Advertisement

Çocukluğum derken 1950’li yılların sonları ile 1960’lı yıllardan söz ediyorum. O dönemi bugünlerle karşılaştırıyorum. Ya ben değiştim ya toplum değişti, bugünlerle o günler arasında pek bir benzerlik kuramıyorum. Bayramlar o dönemde de tatil demekti. Ama, tatil babamın işe gitmemesi olarak anlaşılırdı. Gerçek tatil babamın yıllık izniydi ve yazın birkaç hafta bir sayfiye kasabasına giderdik. Bu anlamda, bayramlar bizim için tatil değil, büyüklerimizi ziyaret etmekti. Çocukluğumdan hatırımda kaldığı kadar sabah erkenden kalkılırdı. Babam abimle beni bayram namazına götürürdü. Cami tıka basa dolu olurdu, genellikle de caminin dışında kendimize bir yer bulabilirdik. Yağmurlu bayram sabahları benim için gerçek bir eziyetti. Vaaz, cami deneyimimin en sıkıcı tarafıydı. Vaazdan pek bir şey anlamadığımdan olacak, ne zaman namaza başlayacağız diye babamı devamlı rahatsız ederdim. O da benim susmamı söylerdi. Eve gelip bayramlık elbiselerimizi giyerdik. Camideki sabırsızlığımın ana nedeni de galiba yeni elbiselerime kavuşma isteğiydi.

BAYRAM ZİYARETLERİ

Önce babaannemin daha sonra babamın babası dedemin mezarlarını ziyaret ettikten sonra anneannem ve dedemin evine gidilirdi. Öğle yemeği onlarda yenirdi.
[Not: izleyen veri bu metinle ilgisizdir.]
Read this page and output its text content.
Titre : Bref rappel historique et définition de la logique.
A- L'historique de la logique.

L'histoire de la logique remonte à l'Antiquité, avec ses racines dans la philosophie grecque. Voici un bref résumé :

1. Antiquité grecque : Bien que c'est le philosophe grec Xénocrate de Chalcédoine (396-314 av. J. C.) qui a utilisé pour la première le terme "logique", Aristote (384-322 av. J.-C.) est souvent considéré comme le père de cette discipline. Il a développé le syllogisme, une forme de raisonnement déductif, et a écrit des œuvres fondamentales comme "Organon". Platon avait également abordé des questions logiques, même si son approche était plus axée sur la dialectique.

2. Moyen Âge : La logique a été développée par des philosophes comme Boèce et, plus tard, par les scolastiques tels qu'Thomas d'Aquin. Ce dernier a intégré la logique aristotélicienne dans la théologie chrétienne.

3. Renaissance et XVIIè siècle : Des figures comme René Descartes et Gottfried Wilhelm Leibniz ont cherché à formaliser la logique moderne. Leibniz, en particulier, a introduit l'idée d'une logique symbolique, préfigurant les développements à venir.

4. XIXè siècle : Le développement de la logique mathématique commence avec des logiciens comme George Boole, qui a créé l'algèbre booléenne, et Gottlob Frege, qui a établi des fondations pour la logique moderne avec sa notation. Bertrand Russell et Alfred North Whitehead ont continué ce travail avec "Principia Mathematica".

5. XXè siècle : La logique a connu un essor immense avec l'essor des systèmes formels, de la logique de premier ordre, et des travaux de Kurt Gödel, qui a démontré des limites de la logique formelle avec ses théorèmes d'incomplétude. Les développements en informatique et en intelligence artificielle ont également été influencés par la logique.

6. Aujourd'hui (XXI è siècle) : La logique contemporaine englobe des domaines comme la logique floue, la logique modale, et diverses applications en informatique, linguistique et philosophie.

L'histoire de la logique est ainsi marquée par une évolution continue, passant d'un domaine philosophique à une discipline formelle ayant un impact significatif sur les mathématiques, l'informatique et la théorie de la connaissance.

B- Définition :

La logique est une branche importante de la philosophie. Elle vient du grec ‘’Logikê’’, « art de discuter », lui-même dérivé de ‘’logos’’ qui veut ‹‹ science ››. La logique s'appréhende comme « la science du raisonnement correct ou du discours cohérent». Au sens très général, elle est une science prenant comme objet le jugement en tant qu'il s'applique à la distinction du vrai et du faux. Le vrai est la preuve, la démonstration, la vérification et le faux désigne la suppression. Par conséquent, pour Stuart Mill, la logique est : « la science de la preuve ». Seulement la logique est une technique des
O ziyaretin en güzel tarafı da tatlılar yendikten sonra anneannem tarafından bize verilen mendil ve paraydı. Mendil o denli ilginç olmazdı, ama o yıl ne kadar para alacağımız abimle aramızdaki tartışma konularından biriydi. Önceleri abime daha yüksek harçlık verirlerdi, ben bozulurdum. Daha sonra ikimize de aynı parayı vermeye başladılar. Akşamüstü babamın halası ziyaret edilirdi. Akşam yemeği orada yenirdi. Orada da bizlere mendil ve para verilirdi. Sanki anlaşmışlar gibi, genellikle aynı miktarda para alırdık. Gece eve geldiğimizde kazançlarımızı hesaplar bayramın birinci gününü bitirirdik. Bayramın ikinci günü evde otururduk. Anne ve babama misafirler gelirdi. Biz çocuklar bir gün önce aldığımız paraları harcayacak lunapark gibi yerlere giderdik. Üçüncü gün araba vapuru için saatlerce kuyrukta bekledikten sonra Anadolu yakasında babamın amcası ziyaret edilirdi. Orada bizlere mendil, kesme sakız ve para verilirdi. Araba vapuru deneyimi bayramın üçüncü gününün en güzel tarafıydı.

DEĞİŞTİK

Artık bayramlar gerçek tatil oldu. Herkes bir yerlere gidiyor. Yollar araba dolu. Trafik kazaları ve ölüm bilançosu bayram sonrasının en önemli haberleri arasında. “Artık Herkes Milyoner” kitabını hazırlarken gazete arşivinde çocukluğum döneminde bayram sonrası trafikte ölüm bilançosunu özellikle aradım. Bir habere rastlayamadım. O dönemde herkes evinde oturduğundan, bayram büyükleri ziyaret etmek olduğundan bayram trafiği diye bir şey söz konusu değildi. Trafik kazaları haberleri genellikle yurtdışında çalışan vatandaşlarımızın yazın tatil için Türkiye’ye geldiklerinde yaptıkları trafik kazalarıydı. Toplum elbette değişiyor. Çocukluğum döneminde kişi başına milli gelir 200 dolar bile değildi. Arabası olan aile elle gösterilirdi. Bugün gibi sokak kenarları park edilmiş arabalarla dolu değildi. On daireli bir apartmanda telefonu olan aile sayısı sıfır ya da birdi. Şimdi kişi başına gelir 10 bin doların üzerinde. Ailelerin 3-4 günlük bayramları da tatile döndürecek harcama gücü var. Yetmezse, bir sonraki hafta sonu ile birleştirip 9 gün tatil yapabilme olanağı var. Bütün bunlar çok güzel de, çocukluğumun bayramları bir başka güzeldi. Kazasız belasız iyi bayramlar dilerim.